A plot of pressure (load cell reading) on the y axis against pressure on the x axis produces a familiar hysteresis loop. A plot of pressure (load cell reading) on the y axis against time on the x axis produces an assymetric peak with the maximum pressure in the centre, corresponding to the maximum advancement point of the sensor.

Instead of the above, I'd like to plot pressure on the y axis against distance on the x axis, with the additional constraint that the x axis is labelled starting at 0, with maximum pressure at the middle of the x axis, and 0 again at the right hand end of the x-axis. In other words, the curve will be identical in shape to the plot of pressure v time, but will be of pressure v distance, where the left half of the plot indicates the distance of the probe from its starting position during advancement; and the right half of the plot indicates distance of the probe from its starting position during retraction.

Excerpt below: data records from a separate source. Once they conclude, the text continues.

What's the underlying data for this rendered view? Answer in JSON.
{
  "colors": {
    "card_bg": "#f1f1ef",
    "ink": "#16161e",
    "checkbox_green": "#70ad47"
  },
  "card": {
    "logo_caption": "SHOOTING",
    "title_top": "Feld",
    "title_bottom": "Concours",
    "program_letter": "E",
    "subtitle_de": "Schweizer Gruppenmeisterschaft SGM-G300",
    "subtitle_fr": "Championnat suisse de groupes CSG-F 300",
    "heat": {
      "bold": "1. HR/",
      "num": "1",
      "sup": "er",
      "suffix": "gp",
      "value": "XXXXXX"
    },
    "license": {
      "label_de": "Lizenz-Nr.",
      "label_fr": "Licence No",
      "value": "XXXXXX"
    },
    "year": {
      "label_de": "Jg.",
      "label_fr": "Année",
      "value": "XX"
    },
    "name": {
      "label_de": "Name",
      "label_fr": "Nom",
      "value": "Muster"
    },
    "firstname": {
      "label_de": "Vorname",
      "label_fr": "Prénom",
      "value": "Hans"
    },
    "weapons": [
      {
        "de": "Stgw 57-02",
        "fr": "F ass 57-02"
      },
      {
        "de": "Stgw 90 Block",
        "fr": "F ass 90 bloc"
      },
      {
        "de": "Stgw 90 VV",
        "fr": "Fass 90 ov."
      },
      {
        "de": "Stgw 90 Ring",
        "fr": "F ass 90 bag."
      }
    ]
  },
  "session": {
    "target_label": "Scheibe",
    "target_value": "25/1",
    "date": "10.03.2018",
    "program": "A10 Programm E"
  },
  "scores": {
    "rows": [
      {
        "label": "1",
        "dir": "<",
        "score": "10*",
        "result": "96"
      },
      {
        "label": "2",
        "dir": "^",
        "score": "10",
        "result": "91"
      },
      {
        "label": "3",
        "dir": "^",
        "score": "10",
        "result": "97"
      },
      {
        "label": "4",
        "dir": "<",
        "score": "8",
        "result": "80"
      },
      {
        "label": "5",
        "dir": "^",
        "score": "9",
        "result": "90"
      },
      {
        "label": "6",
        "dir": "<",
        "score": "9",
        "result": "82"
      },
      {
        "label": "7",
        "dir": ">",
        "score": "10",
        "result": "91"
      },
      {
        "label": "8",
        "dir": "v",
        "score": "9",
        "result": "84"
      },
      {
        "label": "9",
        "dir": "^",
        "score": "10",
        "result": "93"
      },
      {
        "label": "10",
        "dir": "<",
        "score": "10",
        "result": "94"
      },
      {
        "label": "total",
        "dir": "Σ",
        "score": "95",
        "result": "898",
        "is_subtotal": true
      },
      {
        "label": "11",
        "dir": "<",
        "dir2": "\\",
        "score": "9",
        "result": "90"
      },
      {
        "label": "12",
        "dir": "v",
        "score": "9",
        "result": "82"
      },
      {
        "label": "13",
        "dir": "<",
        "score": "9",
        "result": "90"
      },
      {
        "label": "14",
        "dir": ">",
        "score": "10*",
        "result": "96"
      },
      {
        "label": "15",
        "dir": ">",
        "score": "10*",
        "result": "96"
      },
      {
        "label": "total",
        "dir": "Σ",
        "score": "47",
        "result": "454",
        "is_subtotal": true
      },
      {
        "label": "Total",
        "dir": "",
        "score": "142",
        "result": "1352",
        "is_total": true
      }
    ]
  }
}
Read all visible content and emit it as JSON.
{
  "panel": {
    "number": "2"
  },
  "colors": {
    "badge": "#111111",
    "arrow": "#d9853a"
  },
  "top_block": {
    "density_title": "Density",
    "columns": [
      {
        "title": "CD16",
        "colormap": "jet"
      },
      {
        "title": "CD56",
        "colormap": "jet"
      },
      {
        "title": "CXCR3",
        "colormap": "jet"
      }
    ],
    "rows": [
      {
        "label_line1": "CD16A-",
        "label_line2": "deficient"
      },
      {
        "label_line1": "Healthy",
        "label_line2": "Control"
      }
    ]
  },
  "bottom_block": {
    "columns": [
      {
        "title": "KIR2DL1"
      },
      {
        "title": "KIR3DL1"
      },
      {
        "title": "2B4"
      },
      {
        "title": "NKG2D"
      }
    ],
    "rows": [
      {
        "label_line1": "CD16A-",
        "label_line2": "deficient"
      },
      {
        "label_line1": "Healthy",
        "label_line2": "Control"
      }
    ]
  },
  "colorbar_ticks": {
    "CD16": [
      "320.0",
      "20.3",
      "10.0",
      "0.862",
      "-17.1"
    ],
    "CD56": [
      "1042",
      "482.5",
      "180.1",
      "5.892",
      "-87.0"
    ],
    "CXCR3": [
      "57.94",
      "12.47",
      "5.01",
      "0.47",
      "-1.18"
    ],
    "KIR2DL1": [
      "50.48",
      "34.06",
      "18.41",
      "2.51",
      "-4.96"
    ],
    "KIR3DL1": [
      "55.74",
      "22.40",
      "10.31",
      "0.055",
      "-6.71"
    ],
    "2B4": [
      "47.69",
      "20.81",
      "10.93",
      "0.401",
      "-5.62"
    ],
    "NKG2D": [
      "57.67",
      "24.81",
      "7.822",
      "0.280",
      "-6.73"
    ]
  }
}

My actual datasets contain thousands of rows of data but by way of illustration, a minimal dummy dataset would look something like the following, where the 3 columns correspond to Time, Distance of probe from origin, and Pressure measured by probe respectively:

[
[0,0,0],
[1,2,10],
[2,4,30],
[3,6,60],
[4,4,35],
[5,2,15],
[6,0,0]
]

I can't work out how to get MatPlotlib to construct the x-axis so that the range goes from 0 to a maximum, then back to 0 again. I'd be grateful for advice on how to achieve this plot in the most simple and elegant way. Many thanks.


Solution

  • Update: Have found a workaround to the problem of rounding ticks to the nearest integer by using the np.around function which rounds decimals to the nearest even value, to a specified number of decimal places (default = 0): e.g. 1.5 and 2.5 round to 2.0, -0.5 and 0.5 round to 0.0, etc. More info here: https://docs.scipy.org/doc/numpy1.10.4/reference/generated/numpy.around.html

    So berna1111's code becomes:

    import numpy as np
    import matplotlib.pyplot as plt
    
    # Time, Distance, Pressure
    data = [[0, 0, 0],
            [1, 1.9, 10], # Dummy data including decimals to demonstrate rounding
            [2, 4.1, 30],
            [3, 6.1, 60],
            [4, 3.9, 35],
            [5, 1.9, 15],
            [6, -0.2, 0]]
    
    # convert to array to allow indexing like [i, j]
    data = np.array(data)
    
    fig = plt.figure()
    ax = fig.add_subplot(111)
    
    max_ticks = 10
    skip = (data.shape[0] / max_ticks) + 1
    ax.plot(data[:, 0], data[:, 2])  # Pressure(time)
    ax.set_xticks(data[::skip, 0])
    ax.set_xticklabels(np.absolute(np.around((data[::skip, 1]))))  # Pressure(Distance(time)); rounded to nearest integer
    ax.set_ylabel('Pressure [Pa?]')
    ax.set_xlabel('Distance [m?]')
    fig.show()
    

    According to the numpy documentation, np.around should round the final value of -0.2 for Distance to '0.0'; however it seems to round to '-0.0' instead. Not sure why this occurs, but since all my xticklabels in this particular case need to be positive integers or zero, I can correct this behaviour by using the np.absolute function as shown above. Everything now seems to work OK for my requirements, but if I'm missing something, or there's a better solution, please let me know.